Presentato il libro che raccoglie oltre 80 contributi sul tema della lotta alle mafie
Nel giorno del 32mo anniversario dalla strage di via D’Amelio, Taurianova Capitale del Libro ha reso omaggio a Paolo Borsellino con la presentazione de “La Tazzina della Legalità” il progetto nato nel 2022 dopo l’attentato agli stabilimenti di Caffè Guglielmo, a Catanzaro, e poi divenuto un libro omonimo edito da Giacovelli Editore che raccoglie oltre 80 storie, riflessioni e testimonianze sul tema della lotta alle mafie. Tra i numerosi relatori che hanno portato la loro testimonianza, presente infatti Nicola Francesco Catanese, il caposcorta di Paolo Borsellino che ha ricordato quella tragica giornata in cui è stato ucciso il magistrato Borsellino e cinque agenti della sua scorta. Presente anche Caterina Capponi, neo assessore alla Cultura della Regione Calabria.
Una “staffetta della legalità” partita nei mesi scorsi proprio da Catanzaro, dove il progetto è nato, e che dopo aver toccato importanti città italiane come Firenze, Torino e Bergamo adesso arriva nella Capitale del Libro 2024 per continuare a dare voce alle storie di imprenditori che decidono di rifiutare le richieste di pagamento del pizzo, trovandosi poi abbandonati a sè stessi nel dover affrontare gravi lutti e perdite economiche.
Un progetto al quale hanno contribuito oltre 80 partecipanti tra testimoni e collaboratori di giustizia, rappresentanti delle istituzioni, giornalisti e professionisti operanti in vari settori, per mettere in sinergia obiettivi, azioni, competenze, risorse e capacità, con l’obiettivo di sradicare la consuetudine mentale di tacita accettazione della violenza e della cultura mafiosa.

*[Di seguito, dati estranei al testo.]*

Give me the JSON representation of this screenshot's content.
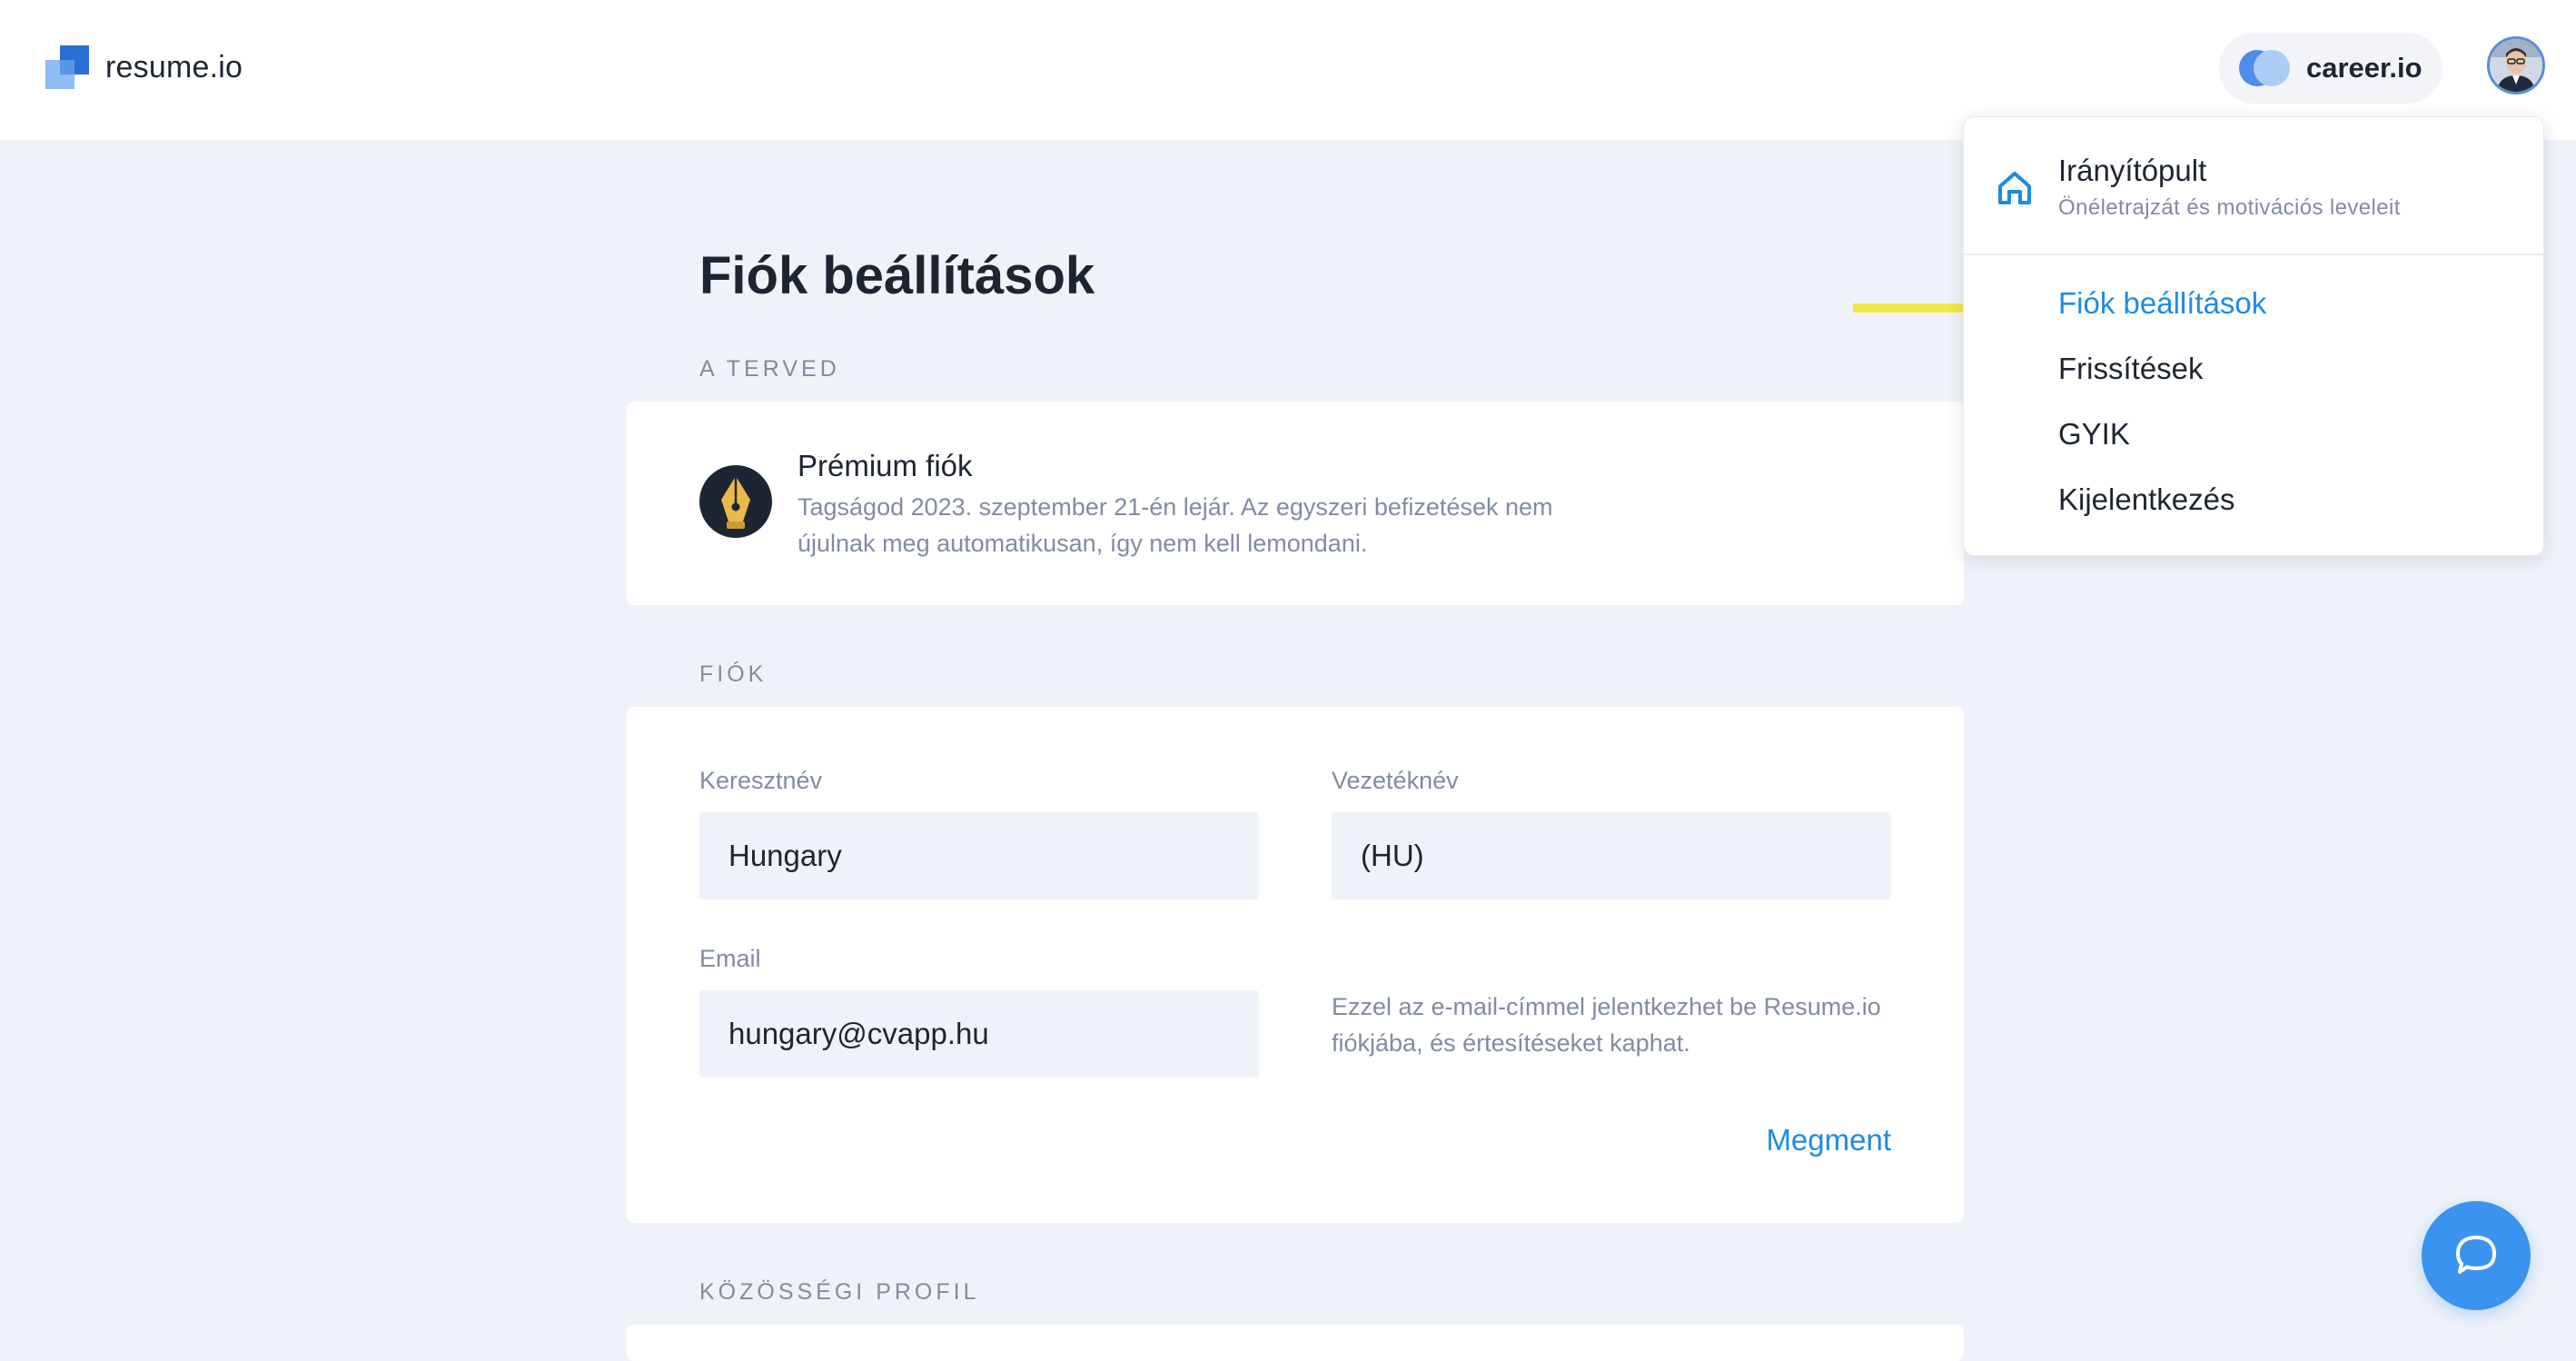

Importanti anche i contributi di Mimmo Scordino, staffetta al dispositivo di scorta di Giovanni Falcone; Piera Aiello: Prima testimone di giustizia in Italia da oltre 30 anni sotto scorta; Matteo Tubertini; Ceo Caffè Guglielmo spa, sotto scorta; Mauro Esposito, testimone di giustizia; Peppino Mariano, presidente Confassociazioni Calabria; Mary Troiano, curatrice del Libro; nonché coautore; Giovanni Primerano, coautore; Silvio Valzani, coautore e responsabile comunicazione de “La Tazzina della Legalità”. Ha moderato Sergio Gaglianese, fondatore e presidente de La Tazzina della legalità.

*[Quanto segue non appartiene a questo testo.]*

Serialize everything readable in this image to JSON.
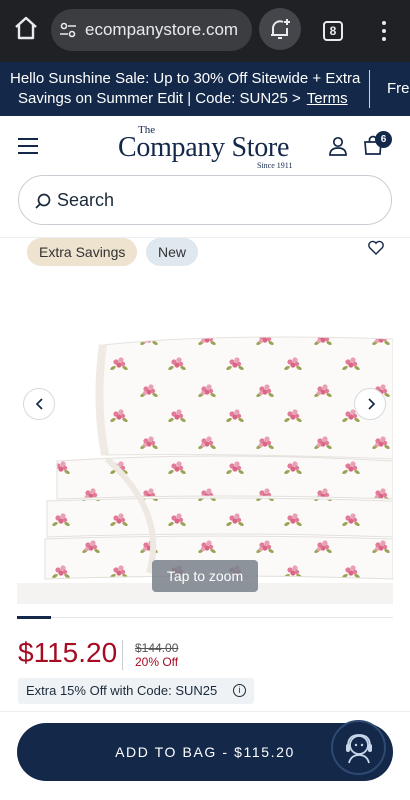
{
  "browser": {
    "url": "ecompanystore.com",
    "tab_count": "8",
    "icons": [
      "home-icon",
      "site-settings-icon",
      "add-notification-icon",
      "tab-switcher-icon",
      "more-options-icon"
    ]
  },
  "promo_banner": {
    "line1": "Hello Sunshine Sale: Up to 30% Off Sitewide + Extra",
    "line2": "Savings on Summer Edit | Code: SUN25 >",
    "terms_link": "Terms",
    "next_teaser": "Fre"
  },
  "header": {
    "logo_the": "The",
    "logo_name": "Company Store",
    "logo_since": "Since 1911",
    "bag_count": "6"
  },
  "search": {
    "placeholder": "Search"
  },
  "product": {
    "badges": [
      "Extra Savings",
      "New"
    ],
    "zoom_hint": "Tap to zoom",
    "gallery_progress": 0.09,
    "price": "$115.20",
    "original_price": "$144.00",
    "percent_off": "20% Off",
    "promo_text": "Extra 15% Off with Code: SUN25",
    "info_glyph": "i"
  },
  "cta": {
    "add_to_bag": "ADD TO BAG - $115.20"
  },
  "colors": {
    "navy": "#14294a",
    "sale_red": "#a50c24",
    "badge_extra_bg": "#ede3cf",
    "badge_new_bg": "#dfe7ef",
    "flower_pink": "#e37b98",
    "leaf_green": "#9aa253"
  }
}
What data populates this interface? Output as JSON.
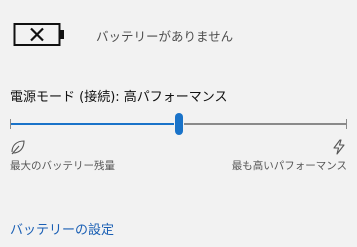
{
  "battery": {
    "icon": "battery-missing-icon",
    "status_text": "バッテリーがありません"
  },
  "power_mode": {
    "label": "電源モード (接続): 高パフォーマンス",
    "slider_level": 0.5,
    "min_label": "最大のバッテリー残量",
    "max_label": "最も高いパフォーマンス",
    "min_icon": "leaf-icon",
    "max_icon": "lightning-icon"
  },
  "link": {
    "settings_label": "バッテリーの設定"
  },
  "colors": {
    "accent": "#1a73c9",
    "link": "#1a5fb4",
    "background": "#f2f2f2"
  }
}
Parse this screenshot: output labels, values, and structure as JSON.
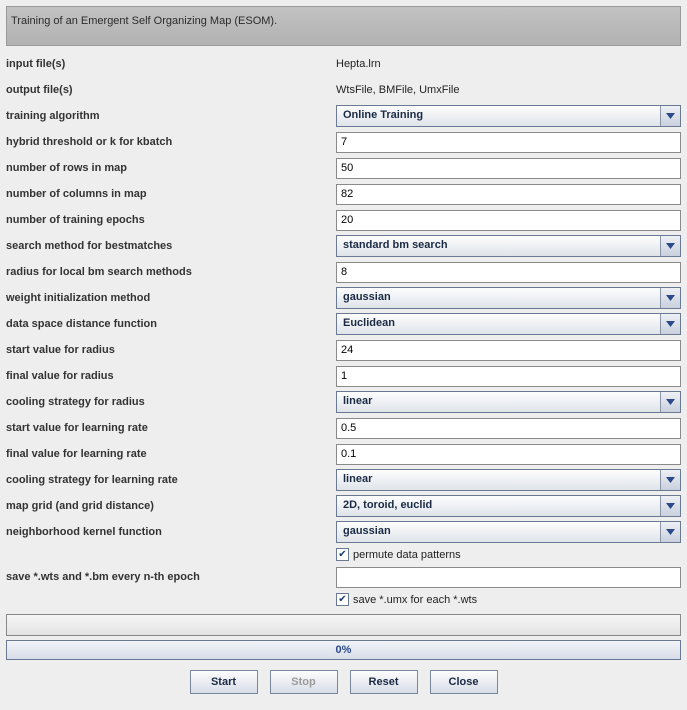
{
  "header": {
    "title": "Training of an Emergent Self Organizing Map (ESOM)."
  },
  "static": {
    "input_files_label": "input file(s)",
    "input_files_value": "Hepta.lrn",
    "output_files_label": "output file(s)",
    "output_files_value": "WtsFile, BMFile, UmxFile"
  },
  "fields": {
    "training_algo": {
      "label": "training algorithm",
      "value": "Online Training",
      "type": "select"
    },
    "hybrid_k": {
      "label": "hybrid threshold or k for kbatch",
      "value": "7",
      "type": "text"
    },
    "rows": {
      "label": "number of rows in map",
      "value": "50",
      "type": "text"
    },
    "cols": {
      "label": "number of columns in map",
      "value": "82",
      "type": "text"
    },
    "epochs": {
      "label": "number of training epochs",
      "value": "20",
      "type": "text"
    },
    "search_method": {
      "label": "search method for bestmatches",
      "value": "standard bm search",
      "type": "select"
    },
    "radius_local": {
      "label": "radius for local bm search methods",
      "value": "8",
      "type": "text"
    },
    "weight_init": {
      "label": "weight initialization method",
      "value": "gaussian",
      "type": "select"
    },
    "dist_func": {
      "label": "data space distance function",
      "value": "Euclidean",
      "type": "select"
    },
    "radius_start": {
      "label": "start value for radius",
      "value": "24",
      "type": "text"
    },
    "radius_final": {
      "label": "final value for radius",
      "value": "1",
      "type": "text"
    },
    "cool_radius": {
      "label": "cooling strategy for radius",
      "value": "linear",
      "type": "select"
    },
    "lr_start": {
      "label": "start value for learning rate",
      "value": "0.5",
      "type": "text"
    },
    "lr_final": {
      "label": "final value for learning rate",
      "value": "0.1",
      "type": "text"
    },
    "cool_lr": {
      "label": "cooling strategy for learning rate",
      "value": "linear",
      "type": "select"
    },
    "map_grid": {
      "label": "map grid (and grid distance)",
      "value": "2D, toroid, euclid",
      "type": "select"
    },
    "neigh_kernel": {
      "label": "neighborhood kernel function",
      "value": "gaussian",
      "type": "select"
    },
    "save_every": {
      "label": "save *.wts and *.bm every n-th epoch",
      "value": "",
      "type": "text"
    }
  },
  "checkboxes": {
    "permute": {
      "label": "permute data patterns",
      "checked": true
    },
    "save_umx": {
      "label": "save *.umx for each *.wts",
      "checked": true
    }
  },
  "progress": {
    "percent_label": "0%"
  },
  "buttons": {
    "start": "Start",
    "stop": "Stop",
    "reset": "Reset",
    "close": "Close"
  }
}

“La Tazzina della Legalità” è stata pensata per sensibilizzare l'intera comunità alla cultura della legalità ed alla lotta alla criminalità, mettendo in rete le varie associazioni che operano sul territorio, con la società civile e le istituzioni. «Non una mera solidarietà di facciata», come affermano i promotori del progetto, ma una vera e propria manifestazione testimoniata dalla presenza di autorità, enti, personaggi pubblici e privati.